にせ写楽枕絵奇譚(その17)
二階から降りて来た浮多郎の女房のお新が、女の帯をゆるめて水を飲ませたたので、紙のように白かった女の顔にやや生気がもどった。
「・・・腕っこきの親分さんとのご近所衆の評判を頼りにやってまいりました」
千住に住むお春という若い女は、下野から出て来たばかりで、病を得て頼る人もおらず、迷惑をおかけするが、・・・などと、くどくどと口上を述べたが、要は行方の知れない夫を探してほしいという頼み事だった。
「ご主人は、どのようなお仕事で?」
「・・・絵師です」
と答えるお春をよく見ると、若くて整った顔こそしているが、やつれて生気がなく、どこか垢抜けしない田舎じみた女だった。
浮多郎は政五郎に目くばせして、
「どんな絵を描くんで?」
とたずねると、
「役者絵を・・・」
とお春は答えた。
「役者絵?」
「はい。主人は、得意の役者絵で勝負したいと下野から出てまいりました」
「・・・それで?」
「あちこち版元を回ったのですが、版行の話はまとまらず、・・・でも、日本橋の小さな版元が、仕事を紹介してくれました。若い男女の恋物語に挿絵を描く仕事だそうで・・・」
「ご内儀は、その挿絵とやらを見たことがおありで?」
浮多郎は膝を乗り出した。
「いえ。
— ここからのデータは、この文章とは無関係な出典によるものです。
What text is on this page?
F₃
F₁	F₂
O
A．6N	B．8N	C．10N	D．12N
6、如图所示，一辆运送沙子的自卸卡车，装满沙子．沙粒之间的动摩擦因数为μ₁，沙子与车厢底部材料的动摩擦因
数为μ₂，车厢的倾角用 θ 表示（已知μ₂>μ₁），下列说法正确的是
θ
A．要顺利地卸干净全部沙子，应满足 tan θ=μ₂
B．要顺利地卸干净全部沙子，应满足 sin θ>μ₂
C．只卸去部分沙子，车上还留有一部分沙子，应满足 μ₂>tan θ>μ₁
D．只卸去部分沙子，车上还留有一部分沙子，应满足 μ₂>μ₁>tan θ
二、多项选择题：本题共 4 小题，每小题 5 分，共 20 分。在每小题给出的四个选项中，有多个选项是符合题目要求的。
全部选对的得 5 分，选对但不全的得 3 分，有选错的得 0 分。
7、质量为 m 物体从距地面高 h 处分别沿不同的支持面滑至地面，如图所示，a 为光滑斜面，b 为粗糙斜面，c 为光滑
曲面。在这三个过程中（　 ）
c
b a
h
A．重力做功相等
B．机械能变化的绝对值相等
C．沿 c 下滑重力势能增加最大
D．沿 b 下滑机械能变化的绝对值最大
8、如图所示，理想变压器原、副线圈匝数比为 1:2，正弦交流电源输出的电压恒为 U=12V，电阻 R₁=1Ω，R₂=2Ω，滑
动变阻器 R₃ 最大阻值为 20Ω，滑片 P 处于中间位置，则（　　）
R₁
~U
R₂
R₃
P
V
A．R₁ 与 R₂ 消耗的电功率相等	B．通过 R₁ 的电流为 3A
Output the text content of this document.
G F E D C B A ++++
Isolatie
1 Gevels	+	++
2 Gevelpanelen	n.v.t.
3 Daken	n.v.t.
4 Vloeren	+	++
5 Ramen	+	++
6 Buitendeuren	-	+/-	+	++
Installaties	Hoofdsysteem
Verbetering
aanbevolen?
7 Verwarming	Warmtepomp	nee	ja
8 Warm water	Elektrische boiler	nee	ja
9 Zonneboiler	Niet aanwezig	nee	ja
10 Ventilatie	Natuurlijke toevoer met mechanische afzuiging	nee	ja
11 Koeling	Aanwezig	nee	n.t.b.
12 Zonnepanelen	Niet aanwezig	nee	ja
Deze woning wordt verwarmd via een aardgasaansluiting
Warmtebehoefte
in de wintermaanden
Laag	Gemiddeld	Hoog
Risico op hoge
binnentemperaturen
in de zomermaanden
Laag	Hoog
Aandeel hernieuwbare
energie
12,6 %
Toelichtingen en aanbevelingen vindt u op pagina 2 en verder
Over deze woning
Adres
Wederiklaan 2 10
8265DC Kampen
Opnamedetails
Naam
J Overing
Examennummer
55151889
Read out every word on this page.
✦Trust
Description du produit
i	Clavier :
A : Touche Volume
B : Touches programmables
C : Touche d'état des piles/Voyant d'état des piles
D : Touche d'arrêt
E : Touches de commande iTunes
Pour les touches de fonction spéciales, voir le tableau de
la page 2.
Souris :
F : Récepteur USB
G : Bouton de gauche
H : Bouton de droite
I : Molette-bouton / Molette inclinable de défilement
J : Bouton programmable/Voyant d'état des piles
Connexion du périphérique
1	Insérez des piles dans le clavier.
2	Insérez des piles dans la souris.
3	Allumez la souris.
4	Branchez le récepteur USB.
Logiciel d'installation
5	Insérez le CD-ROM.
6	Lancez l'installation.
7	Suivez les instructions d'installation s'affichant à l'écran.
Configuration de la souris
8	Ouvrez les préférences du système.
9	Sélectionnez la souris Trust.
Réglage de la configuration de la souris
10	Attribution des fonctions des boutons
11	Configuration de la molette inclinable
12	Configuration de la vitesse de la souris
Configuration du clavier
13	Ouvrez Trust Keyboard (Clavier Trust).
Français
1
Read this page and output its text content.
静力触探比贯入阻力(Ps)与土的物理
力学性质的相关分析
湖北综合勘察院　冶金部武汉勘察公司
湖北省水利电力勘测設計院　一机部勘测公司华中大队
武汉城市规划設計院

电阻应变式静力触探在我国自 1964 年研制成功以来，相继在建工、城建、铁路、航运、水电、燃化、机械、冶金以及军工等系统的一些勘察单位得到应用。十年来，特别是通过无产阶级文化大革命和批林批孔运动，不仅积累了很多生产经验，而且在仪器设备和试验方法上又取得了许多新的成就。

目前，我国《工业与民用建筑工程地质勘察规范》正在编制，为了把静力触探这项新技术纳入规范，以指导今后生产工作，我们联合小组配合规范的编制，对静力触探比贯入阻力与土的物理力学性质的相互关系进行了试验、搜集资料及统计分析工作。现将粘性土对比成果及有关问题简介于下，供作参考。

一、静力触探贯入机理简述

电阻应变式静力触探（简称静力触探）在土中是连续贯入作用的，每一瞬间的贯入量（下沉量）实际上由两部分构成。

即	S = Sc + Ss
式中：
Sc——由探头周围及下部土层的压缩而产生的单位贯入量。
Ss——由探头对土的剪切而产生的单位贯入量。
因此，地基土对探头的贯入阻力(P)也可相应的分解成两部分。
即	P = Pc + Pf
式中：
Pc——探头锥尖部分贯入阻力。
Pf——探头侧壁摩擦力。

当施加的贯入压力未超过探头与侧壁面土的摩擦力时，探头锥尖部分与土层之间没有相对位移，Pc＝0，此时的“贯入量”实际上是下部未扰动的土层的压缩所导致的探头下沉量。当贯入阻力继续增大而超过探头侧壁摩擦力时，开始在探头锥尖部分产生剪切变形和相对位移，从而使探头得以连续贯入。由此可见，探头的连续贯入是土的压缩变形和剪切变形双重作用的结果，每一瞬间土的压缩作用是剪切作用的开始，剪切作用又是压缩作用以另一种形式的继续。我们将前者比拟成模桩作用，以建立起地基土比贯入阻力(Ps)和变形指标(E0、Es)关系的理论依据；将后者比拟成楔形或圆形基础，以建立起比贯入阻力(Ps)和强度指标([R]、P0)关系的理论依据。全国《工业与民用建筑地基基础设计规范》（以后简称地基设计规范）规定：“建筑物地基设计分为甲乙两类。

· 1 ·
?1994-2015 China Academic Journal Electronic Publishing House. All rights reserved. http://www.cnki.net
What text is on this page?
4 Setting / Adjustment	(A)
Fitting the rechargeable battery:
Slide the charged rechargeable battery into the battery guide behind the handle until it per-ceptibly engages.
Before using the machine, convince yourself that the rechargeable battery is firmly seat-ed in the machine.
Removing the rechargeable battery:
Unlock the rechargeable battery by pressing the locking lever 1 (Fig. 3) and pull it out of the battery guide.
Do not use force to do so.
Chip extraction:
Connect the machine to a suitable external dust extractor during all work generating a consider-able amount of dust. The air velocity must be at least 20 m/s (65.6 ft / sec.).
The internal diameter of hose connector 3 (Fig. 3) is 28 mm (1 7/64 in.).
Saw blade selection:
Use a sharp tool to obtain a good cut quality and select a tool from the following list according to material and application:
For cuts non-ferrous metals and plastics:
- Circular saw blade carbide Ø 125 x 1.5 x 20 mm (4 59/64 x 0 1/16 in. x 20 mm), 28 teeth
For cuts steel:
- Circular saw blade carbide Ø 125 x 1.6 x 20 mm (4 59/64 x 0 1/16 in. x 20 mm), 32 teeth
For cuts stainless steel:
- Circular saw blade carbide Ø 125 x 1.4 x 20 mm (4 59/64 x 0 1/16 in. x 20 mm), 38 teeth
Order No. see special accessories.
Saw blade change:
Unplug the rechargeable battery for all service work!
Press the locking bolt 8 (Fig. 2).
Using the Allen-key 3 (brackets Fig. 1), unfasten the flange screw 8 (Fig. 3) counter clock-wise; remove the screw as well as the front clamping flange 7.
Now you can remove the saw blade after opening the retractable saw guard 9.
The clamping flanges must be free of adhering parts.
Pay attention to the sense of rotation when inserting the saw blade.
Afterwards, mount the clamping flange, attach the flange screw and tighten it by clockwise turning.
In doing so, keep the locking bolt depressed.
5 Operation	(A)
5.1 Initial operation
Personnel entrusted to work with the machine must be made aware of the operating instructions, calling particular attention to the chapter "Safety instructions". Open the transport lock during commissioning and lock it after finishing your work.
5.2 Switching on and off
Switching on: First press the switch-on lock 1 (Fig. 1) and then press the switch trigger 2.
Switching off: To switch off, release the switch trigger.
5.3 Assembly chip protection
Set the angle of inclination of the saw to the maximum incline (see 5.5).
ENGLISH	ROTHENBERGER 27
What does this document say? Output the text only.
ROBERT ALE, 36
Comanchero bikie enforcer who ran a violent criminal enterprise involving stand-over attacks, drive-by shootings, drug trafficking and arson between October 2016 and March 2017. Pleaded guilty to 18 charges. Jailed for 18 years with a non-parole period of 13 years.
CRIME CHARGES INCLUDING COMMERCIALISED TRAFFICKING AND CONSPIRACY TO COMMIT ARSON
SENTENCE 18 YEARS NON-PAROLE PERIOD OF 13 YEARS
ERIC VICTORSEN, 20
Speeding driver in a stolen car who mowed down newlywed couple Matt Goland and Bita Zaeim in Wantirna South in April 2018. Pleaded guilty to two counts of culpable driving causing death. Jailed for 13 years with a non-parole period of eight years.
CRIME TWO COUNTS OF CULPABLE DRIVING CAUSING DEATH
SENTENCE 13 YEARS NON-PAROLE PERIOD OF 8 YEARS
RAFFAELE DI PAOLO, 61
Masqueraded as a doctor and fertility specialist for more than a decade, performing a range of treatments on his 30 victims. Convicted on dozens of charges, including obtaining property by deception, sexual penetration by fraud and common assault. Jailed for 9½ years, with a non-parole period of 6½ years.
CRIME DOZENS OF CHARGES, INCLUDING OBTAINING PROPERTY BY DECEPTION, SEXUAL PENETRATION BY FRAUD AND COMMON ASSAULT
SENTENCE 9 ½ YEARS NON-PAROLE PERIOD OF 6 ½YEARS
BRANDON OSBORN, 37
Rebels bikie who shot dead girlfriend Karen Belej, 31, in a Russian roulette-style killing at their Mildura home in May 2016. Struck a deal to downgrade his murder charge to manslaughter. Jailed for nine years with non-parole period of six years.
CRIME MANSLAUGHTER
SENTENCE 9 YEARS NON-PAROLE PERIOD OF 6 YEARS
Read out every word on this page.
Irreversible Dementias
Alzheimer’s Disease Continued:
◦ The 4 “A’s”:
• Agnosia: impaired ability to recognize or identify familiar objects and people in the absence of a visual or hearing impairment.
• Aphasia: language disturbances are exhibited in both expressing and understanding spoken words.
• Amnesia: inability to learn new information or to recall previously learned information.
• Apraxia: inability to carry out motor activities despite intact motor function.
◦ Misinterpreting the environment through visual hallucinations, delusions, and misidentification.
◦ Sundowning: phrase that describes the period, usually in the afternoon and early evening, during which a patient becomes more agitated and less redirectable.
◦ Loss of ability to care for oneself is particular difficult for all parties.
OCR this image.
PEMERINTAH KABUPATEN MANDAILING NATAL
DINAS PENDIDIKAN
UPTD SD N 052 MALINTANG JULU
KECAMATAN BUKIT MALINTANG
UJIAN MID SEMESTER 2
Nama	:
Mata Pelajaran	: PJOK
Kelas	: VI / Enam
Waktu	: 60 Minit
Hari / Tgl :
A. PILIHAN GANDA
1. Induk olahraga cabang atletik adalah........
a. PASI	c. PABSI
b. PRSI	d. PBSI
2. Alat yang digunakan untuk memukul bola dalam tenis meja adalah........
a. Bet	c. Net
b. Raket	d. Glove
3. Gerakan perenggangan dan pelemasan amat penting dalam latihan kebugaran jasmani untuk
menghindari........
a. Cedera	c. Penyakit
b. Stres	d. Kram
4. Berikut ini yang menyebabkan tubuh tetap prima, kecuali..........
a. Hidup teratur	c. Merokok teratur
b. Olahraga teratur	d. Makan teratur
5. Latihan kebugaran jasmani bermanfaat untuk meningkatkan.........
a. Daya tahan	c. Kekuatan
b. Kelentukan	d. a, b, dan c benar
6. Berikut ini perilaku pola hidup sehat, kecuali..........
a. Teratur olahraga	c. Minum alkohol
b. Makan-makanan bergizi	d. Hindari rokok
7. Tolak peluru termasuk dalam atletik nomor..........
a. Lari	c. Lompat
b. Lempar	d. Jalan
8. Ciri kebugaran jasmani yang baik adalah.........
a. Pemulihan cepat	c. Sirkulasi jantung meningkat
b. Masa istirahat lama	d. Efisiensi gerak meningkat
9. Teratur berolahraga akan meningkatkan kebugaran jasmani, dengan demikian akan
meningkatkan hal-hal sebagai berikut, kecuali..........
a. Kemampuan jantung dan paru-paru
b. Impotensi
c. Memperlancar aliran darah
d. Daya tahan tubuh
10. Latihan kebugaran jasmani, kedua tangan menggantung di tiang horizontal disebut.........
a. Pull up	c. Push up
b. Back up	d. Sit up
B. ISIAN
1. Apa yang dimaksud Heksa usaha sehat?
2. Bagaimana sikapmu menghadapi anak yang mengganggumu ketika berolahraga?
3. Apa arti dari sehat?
仕事は下谷の版元ですべて仕上げ、家に持ち帰ることはありませんでした。
わたくしが病で臥せっていることが多いので、家に持ち込むのを憚ったのでしょうか・・・」
「で、この仕事は、いつからはじまったんで?」
「さあ、この五月からでしょうか・・・。上巻の評判がよかったので、下巻を急いで仕上げるとか。六月からは朝は早くから、夜は遅くまで下谷に詰めていました」
「それで、いつから行方知れずに?」
指折り数えるようにしていたお春が、
「・・・さあ、五日ほど前でしょうか」
と答えたので、舞台が一気に暗転した。
・・・下谷と御徒町で殺しがあったのはちょうど五日前だった。
この女の亭主が、『恋ぐるい四十八手』の挿絵を描いたのだ!
政五郎と顔を見合わせると、養父も大きくうなずいた。
「夫は、いつもは遅くなっても必ず帰るのですが、その夜はとうとう帰らずじまいで、まんじりともせず朝を迎えました。玄関が開く音がしたので、寝床から『幸さん、お帰り』と声をかけたのですが、すぐに立ち去る気配がしたので、這うようにして玄関へ出ると、こんなものが座敷の上りはなに・・・」
お春は、袖の袂から切り餅を取り出した。
受け取った切り餅を見ると、その下べりには乾いた血がべっとりと・・・。
お春の亭主は、二十五両に相当する一分銀百枚の切り餅を玄関に置いて何処へか立ち去ったのだ。
お新がどうしてもと頼むので、浮多郎はこの仕事を引き受けざるをえなかった。
だが、亭主の絵師の幸吉は、二度と女房のお春の元へはもどらないような気がしてならなかった。